Esto debería tener más partículas de hierro. Damián se sentó y comenzó a usar sus hilos de maná para extraer partículas de hierro durante horas y horas. Tenía que detectar las partículas negras—se sentían ligeramente diferentes del óxido y las numerosas partículas de tierra y vidrio. Después de cometer errores durante un par de días, tenía una buena comprensión de lo que estaba buscando.

Sorprendentemente, nunca sintió hambre. Bebió agua conjurada, pero cuando forzó a su mente a olvidarse de ello… Tampoco la anhelaba. ¿Eran las Pruebas de Clasificación de Tercer Nivel diferentes, o en serio no necesitaba comer ni beber en sus otras pruebas también, y simplemente lo hizo por costumbre? Eso fue tremendamente estúpido de su parte.
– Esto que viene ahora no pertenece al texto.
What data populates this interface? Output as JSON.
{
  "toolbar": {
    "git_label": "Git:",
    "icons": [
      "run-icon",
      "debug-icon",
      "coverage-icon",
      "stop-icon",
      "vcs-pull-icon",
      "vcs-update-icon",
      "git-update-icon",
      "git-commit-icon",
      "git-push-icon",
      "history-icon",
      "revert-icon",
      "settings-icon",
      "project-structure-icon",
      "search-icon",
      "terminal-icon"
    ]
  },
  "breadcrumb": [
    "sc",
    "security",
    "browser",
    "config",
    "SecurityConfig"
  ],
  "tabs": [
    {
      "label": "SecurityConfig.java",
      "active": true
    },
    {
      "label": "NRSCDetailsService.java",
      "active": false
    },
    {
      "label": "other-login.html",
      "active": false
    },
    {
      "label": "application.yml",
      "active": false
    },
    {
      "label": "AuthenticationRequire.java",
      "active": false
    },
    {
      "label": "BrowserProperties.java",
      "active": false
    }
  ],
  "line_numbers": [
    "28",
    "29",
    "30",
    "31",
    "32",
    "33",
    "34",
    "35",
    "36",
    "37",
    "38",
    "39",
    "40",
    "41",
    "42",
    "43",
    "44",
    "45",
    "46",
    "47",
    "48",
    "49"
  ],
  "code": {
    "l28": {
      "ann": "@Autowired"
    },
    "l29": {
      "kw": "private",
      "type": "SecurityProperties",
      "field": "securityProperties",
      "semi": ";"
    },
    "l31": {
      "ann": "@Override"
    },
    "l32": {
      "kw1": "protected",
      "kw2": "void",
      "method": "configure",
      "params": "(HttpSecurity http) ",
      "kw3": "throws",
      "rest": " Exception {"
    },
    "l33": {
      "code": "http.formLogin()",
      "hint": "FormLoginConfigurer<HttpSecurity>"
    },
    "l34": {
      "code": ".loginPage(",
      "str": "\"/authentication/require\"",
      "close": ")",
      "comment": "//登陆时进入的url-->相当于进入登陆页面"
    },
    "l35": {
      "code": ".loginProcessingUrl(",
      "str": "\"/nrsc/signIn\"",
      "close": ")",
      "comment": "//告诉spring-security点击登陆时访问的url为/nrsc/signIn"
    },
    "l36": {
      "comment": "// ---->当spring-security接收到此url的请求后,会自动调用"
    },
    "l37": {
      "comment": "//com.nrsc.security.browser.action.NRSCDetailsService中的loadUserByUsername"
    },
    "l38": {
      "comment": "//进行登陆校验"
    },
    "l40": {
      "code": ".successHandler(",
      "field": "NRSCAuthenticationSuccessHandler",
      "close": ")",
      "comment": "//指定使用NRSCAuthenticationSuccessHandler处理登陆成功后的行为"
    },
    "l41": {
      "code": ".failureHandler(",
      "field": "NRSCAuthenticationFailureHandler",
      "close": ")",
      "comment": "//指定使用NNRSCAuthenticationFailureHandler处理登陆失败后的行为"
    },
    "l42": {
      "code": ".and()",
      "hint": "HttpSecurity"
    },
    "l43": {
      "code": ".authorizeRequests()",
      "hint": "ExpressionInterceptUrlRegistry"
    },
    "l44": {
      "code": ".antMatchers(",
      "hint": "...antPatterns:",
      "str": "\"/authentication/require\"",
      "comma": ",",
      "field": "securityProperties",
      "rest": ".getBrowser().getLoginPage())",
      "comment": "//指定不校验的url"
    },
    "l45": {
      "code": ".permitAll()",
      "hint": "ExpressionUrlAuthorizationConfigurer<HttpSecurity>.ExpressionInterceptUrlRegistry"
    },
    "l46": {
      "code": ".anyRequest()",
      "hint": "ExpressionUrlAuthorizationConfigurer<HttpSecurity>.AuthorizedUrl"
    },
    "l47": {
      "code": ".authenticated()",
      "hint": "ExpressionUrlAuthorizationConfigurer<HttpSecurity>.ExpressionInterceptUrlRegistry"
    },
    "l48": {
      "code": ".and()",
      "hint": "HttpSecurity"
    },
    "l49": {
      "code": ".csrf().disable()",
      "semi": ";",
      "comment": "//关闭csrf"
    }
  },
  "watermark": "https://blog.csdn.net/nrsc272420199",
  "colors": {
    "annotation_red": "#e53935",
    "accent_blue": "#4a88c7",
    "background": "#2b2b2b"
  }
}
Poco a poco, Damián reunió las partículas de hierro. Había hecho una caja de madera, dentro de la cual dirigía todas las pequeñas nubes de partículas que separaba durante el día. Era una caja pequeña con una diminuta abertura para evitar que las partículas recolectadas se oxidaran.

Después de una semana haciendo esto, Damián se dio cuenta de que era realmente ineficiente. Si hubiera más partículas de hierro en la tierra, valdría la pena, pero apenas encontraba algunas después de horas de separación. Entonces se le ocurrió una idea, y Damián emprendió un pequeño viaje de recolección de recursos. Fue tan lejos como pudo en todas direcciones. Al igual que antes, experimentó una pared invisible que lo detuvo después de unos 40 kilómetros.